Why Being Available All the Time Helps No One
Ever feel like your job quietly expands into every available corner of your week?
A quick question after class. A “just one thing” email in the evening. A colleague who needs help right now. None of these requests are unreasonable on their own. That’s exactly the problem.
Teaching is a relational profession. We care. We want to help. And often, we’re genuinely good at it. But without boundaries, availability turns into expectation — and expectation turns into overload. Slowly, steadily, and usually without anyone meaning any harm.
Office Hours Are Not a Suggestion
Office hours exist to protect both students and teachers. Yet many of us treat them as flexible guidelines rather than actual structures — something we’ll bend when a student looks stressed enough, or a colleague seems urgent enough.
Here’s the thing: if students can reach you anytime, they will. Not because they’re demanding, but because uncertainty is stressful and you feel safe. That’s actually a compliment to your relationship with them. But it’s one that will quietly drain you if you let it run unchecked.
Clear, consistent office hours do three important things:
- They signal when and how students can access you — removing ambiguity for everyone
- They reduce interruptions during deep work — protecting the time you need to actually prepare good teaching
- They encourage students to prepare better questions — because they can’t just fire off whatever comes to mind the moment it occurs to them
Being structured doesn’t make you less supportive. It makes your support more intentional.
Outside of office hours — emergencies aside — it is entirely reasonable to redirect students to the next available slot. And I want to be clear about something: boundaries only work if they’re calm, consistent, and frankly a little boring. The moment you treat them as negotiable, they are.
The same logic applies to email. If you decide that email happens once a day — or twice, at set times — you’ll quickly notice how much more efficient and clearer your replies become. You’re no longer reacting; you’re responding.
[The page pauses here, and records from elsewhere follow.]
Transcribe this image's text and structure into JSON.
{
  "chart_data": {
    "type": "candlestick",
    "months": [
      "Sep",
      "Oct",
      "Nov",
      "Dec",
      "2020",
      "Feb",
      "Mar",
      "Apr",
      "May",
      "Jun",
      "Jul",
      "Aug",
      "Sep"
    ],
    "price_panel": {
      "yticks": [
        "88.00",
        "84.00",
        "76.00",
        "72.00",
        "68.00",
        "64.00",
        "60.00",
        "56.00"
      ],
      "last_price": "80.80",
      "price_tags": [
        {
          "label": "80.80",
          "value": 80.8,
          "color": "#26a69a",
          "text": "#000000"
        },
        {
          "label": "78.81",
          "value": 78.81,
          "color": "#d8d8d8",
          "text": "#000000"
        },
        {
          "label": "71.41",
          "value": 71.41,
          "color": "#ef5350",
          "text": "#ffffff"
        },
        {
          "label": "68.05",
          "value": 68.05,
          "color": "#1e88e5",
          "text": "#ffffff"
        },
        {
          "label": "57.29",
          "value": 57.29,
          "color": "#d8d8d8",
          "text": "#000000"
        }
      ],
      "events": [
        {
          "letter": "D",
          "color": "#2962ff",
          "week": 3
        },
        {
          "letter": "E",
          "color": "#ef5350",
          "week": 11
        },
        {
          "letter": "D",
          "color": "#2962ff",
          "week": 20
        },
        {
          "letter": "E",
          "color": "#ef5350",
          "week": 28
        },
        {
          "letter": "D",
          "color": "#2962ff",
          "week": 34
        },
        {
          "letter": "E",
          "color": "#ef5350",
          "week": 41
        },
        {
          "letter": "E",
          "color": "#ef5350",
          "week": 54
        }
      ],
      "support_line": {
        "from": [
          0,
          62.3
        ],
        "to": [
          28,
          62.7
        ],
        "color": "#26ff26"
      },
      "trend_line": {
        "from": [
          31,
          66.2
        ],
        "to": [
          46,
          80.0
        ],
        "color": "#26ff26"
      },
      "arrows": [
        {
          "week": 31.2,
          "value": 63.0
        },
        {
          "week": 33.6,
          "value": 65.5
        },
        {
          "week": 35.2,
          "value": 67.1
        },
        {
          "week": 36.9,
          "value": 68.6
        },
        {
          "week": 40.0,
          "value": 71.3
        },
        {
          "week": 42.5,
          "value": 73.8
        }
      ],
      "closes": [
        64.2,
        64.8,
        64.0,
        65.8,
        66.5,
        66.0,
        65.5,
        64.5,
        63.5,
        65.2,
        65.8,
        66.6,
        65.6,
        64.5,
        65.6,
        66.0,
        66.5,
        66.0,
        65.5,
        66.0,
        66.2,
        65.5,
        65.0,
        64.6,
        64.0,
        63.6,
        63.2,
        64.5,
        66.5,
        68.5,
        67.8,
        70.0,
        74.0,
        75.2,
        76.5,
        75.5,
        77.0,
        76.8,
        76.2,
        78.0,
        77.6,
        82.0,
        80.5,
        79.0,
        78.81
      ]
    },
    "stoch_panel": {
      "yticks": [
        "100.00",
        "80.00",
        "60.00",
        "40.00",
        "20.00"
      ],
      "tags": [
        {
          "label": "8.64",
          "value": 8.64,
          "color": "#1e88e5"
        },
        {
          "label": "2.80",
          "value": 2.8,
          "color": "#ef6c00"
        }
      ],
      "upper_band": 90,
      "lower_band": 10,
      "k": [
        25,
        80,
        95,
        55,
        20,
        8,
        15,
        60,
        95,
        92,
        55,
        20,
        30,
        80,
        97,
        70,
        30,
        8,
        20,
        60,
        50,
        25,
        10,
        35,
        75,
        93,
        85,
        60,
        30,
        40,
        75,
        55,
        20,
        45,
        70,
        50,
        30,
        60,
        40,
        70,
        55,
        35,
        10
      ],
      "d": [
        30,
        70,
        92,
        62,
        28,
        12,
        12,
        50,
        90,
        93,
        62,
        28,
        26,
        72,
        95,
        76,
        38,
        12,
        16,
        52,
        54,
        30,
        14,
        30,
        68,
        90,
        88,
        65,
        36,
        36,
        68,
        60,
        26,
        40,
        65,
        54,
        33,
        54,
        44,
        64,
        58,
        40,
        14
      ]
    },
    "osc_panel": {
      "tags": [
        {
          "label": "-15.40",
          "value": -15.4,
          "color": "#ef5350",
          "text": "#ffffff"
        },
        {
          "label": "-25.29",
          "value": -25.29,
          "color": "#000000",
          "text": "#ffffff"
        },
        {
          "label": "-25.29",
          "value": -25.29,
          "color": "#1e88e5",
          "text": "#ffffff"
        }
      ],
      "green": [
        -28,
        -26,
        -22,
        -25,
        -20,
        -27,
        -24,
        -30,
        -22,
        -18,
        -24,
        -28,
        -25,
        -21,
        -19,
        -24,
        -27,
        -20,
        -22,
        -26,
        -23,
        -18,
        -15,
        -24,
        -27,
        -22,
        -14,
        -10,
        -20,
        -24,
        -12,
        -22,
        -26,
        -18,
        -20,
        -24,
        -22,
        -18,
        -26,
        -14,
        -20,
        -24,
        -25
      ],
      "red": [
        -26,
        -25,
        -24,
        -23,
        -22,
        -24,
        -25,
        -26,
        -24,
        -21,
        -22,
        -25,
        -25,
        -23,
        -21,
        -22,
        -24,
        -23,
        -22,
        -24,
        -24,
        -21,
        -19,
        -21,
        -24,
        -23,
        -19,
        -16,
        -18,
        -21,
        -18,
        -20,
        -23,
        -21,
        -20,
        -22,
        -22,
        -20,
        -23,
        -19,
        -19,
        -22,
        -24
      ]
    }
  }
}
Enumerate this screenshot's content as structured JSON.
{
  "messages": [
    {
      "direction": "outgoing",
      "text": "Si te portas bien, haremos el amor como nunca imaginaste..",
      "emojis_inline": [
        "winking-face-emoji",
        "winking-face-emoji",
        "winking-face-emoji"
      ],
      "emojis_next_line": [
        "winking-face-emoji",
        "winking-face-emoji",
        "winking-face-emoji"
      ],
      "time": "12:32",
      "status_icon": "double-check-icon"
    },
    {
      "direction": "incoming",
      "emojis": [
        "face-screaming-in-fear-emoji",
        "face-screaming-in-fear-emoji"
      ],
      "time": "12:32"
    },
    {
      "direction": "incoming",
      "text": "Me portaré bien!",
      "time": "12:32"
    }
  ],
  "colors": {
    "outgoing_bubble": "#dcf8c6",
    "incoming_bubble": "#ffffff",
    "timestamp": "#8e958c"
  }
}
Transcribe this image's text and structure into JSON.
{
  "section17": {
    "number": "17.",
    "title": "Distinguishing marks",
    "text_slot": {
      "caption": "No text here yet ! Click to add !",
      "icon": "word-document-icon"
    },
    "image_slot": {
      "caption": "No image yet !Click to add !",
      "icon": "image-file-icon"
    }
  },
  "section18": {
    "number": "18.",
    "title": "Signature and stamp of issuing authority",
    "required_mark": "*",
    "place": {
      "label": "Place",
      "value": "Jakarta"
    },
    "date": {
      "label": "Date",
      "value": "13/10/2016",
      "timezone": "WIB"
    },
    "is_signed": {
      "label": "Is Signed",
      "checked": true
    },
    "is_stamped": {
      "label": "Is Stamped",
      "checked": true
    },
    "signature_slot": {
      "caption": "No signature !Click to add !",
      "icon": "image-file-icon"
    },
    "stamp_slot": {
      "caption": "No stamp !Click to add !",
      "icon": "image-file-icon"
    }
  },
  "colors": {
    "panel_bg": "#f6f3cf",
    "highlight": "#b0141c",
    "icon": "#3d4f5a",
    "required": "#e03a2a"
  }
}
PRO TIP: Set an auto-reply that states your typical response window (e.g., “I check emails once daily and aim to respond within 24 hours on working days”). This single step removes the anxiety loop students experience when they’re waiting — and removes your obligation to reply instantly.
Learning to Say No (Yes, Even as a Teacher)
This is the hardest part. I won’t pretend otherwise.
Teachers are the go-to people. Need an explanation? Of course. Help with a CV? Sure. Someone to organize an event, supervise a project, sit on a committee, accompany a field trip, review a colleague’s materials, cover someone else’s session?
Individually, each request feels manageable. Collectively, they’re exhausting — and they accumulate faster than you realize.
Unlike a typical 9-to-5 role, teaching comes with an unspoken expectation of limitless flexibility. And sometimes, honestly, we reinforce that expectation ourselves by saying yes reflexively, before we’ve even checked what it will cost us.
Saying no doesn’t have to be abrupt or uncaring. It can sound like:
- “I don’t have the capacity to do this well right now.”
- “I can help, but not this week — let’s find a time that works.”
- “That’s important, but it sits outside my role.”
Every yes has a cost. And too many unexamined yeses eventually crowd out the work — and the rest — that actually sustains you.
That said, context matters enormously here. If you’re earlier in your career, ambitious, and operating in a fast-paced environment with few competing demands outside of work — you can probably afford to say yes to more. Visibility, relationship-building, and range matter at that stage. Seize them.
But if you’re further along, have found your footing, and carry commitments that genuinely need your time — a family, aging parents, health, or passions you’ve shelved for too long — then your evenings and weekends are not luxuries. They’re necessities. And you’ve probably earned the right to protect them without guilt.
PRO TIP: Before saying yes to any new commitment, ask yourself one question: “What will I stop doing to make room for this?” If you can’t answer it, you probably can’t take it on.
Think Carefully About Where You Work
Boundaries aren’t just about time — they’re about space too.
Think carefully about when you want to be found, and where. Open offices, shared staff rooms, and corridors between classes can make focused work nearly impossible. If your workplace doesn’t reliably offer you uninterrupted time, working from home isn’t slacking off — it’s a legitimate professional strategy.
We actually need focused, deep time to do this job well: to design assessments thoughtfully, to give feedback that means something, to prepare a class that doesn’t feel phoned in. For many of us, home is one of the only places that time reliably exists.
This is worth naming openly, because there’s still a lingering assumption in some institutions that a teacher working from home is somehow working less. In my experience, the opposite is often true. Know your productive environment and protect your access to it — even if that occasionally requires a conversation with a manager or colleagues about what that looks like in practice.
Boundaries aren’t a wall between you and your students, or your colleagues. They’re the structure that makes it possible to show up for them consistently, sustainably, and well. The teacher who is always available but perpetually burned out helps no one in the long run — including themselves.
Set the hours. Hold the line. Let it be boring. That’s the point.